Die Grundlage für eine Massenbewegung ist geschaffen. Doch jede Massenmobilisierung stößt irgendwann zwangsläufig an ihre Grenzen (wenn sie nicht auf eine höhere Stufe gehoben wird). Um die Bewegung am Leben zu halten und der Erfüllung der Forderungen – auch über die Frage der Erhöhung der Studiengebühren hinaus – näher zu kommen, müssen die Interessen der Studierenden mit denen der ArbeiterInnen verbunden werden, mit dem Ziel eines gemeinsamen Streiks gegen das Sparpaket. Außerdem müssen Québecs Proteste auf das englischsprachige Kanada ausgeweitet werden. Unsere GenossInnen von der marxistischen Zeitung „Fightback“ waren die ersten, die politische Initiativen in diese Richtung setzten. Solidaritätsveranstaltungen in Ontario und Toronto lockten hunderte Menschen an, was die Bereitschaft, aktiv zu werden widerspiegelt.

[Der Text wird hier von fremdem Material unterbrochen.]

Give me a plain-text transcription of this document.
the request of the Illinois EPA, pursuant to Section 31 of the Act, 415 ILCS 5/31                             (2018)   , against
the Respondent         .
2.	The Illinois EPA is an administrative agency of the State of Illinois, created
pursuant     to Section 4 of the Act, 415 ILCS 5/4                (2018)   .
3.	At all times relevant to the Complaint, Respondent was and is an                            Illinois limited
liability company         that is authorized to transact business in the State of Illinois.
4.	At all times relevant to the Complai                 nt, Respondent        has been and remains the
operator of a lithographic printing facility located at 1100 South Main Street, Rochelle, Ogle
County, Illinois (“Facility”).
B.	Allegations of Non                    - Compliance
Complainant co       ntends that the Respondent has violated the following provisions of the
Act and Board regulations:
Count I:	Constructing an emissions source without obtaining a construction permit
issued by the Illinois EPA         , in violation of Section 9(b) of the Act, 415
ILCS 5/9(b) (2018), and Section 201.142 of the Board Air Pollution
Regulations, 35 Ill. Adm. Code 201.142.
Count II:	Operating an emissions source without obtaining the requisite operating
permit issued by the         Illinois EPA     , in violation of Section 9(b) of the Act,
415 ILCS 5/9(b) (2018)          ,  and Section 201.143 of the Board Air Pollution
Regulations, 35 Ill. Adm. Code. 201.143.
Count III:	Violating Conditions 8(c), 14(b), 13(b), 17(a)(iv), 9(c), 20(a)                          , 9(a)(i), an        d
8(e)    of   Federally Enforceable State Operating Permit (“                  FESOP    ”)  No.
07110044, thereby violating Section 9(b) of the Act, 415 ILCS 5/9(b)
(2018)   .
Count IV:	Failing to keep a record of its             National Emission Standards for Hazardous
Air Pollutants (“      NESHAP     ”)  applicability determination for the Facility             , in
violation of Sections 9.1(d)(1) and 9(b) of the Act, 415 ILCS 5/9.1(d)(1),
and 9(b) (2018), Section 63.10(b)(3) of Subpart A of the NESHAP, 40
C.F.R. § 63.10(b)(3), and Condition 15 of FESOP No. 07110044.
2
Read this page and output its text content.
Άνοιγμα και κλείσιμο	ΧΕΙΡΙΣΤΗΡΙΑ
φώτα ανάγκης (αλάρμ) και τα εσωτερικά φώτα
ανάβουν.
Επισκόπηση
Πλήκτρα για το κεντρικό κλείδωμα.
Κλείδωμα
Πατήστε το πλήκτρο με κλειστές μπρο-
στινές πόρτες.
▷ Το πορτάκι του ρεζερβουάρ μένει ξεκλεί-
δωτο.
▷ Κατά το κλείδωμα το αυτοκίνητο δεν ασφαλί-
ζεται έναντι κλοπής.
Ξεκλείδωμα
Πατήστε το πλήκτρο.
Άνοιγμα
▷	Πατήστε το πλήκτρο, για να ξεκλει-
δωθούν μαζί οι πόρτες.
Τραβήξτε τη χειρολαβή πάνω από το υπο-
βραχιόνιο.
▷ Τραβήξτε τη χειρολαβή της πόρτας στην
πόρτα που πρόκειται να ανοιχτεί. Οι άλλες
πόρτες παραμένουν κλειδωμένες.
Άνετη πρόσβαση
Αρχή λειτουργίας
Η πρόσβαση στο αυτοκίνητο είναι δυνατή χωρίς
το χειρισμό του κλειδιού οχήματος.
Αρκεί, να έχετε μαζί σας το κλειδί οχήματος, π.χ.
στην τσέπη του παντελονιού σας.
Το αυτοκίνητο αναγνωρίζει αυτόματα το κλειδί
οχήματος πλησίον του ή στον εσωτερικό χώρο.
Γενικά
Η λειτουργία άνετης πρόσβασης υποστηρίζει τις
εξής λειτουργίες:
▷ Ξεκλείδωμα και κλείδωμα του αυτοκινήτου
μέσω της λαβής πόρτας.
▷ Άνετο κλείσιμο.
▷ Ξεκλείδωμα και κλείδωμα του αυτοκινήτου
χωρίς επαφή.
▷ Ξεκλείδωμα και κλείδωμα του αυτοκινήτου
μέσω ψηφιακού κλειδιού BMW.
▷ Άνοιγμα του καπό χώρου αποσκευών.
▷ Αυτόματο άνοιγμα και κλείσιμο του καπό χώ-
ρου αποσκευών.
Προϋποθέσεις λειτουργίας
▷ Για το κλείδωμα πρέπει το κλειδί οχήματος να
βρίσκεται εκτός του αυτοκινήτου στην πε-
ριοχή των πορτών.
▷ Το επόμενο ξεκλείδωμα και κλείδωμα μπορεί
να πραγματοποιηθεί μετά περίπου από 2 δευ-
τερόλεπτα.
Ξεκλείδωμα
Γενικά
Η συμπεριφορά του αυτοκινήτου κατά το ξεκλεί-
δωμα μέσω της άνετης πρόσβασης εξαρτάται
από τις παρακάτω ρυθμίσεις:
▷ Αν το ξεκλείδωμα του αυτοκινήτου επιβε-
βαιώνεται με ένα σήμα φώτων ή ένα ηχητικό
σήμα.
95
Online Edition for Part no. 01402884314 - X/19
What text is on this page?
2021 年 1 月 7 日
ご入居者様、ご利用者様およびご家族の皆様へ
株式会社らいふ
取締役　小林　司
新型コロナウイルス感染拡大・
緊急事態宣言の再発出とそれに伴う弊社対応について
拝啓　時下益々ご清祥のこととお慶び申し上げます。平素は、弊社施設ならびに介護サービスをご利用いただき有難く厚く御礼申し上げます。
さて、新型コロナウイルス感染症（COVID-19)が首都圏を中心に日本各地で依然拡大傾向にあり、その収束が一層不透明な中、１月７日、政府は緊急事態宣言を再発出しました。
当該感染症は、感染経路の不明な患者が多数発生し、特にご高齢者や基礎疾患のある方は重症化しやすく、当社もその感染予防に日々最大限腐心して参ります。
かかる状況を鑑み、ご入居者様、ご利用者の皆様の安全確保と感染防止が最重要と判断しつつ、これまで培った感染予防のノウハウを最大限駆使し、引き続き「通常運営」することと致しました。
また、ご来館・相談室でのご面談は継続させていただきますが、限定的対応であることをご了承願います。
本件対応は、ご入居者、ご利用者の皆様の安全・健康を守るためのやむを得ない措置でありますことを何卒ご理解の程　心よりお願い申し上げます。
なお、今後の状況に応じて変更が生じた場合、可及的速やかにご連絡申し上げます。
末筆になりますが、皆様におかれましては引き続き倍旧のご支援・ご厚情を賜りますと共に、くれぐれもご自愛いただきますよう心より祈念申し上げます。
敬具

Es liegt an Gewerkschaften und Studierendenvertretungen im anglophonen Kanada, die Führung zu übernehmen und zum Streik aufzurufen.
Kanada ist ein gutes Beispiel, dass auch in Staaten, die bisher relativ gut durch die Krise gekommen sind, soziale Massenbewegungen möglich sind. In Österreich scheint der Unmut derzeit noch zu schlummern. Doch, wer weiß, was der nächste Frühling bringt?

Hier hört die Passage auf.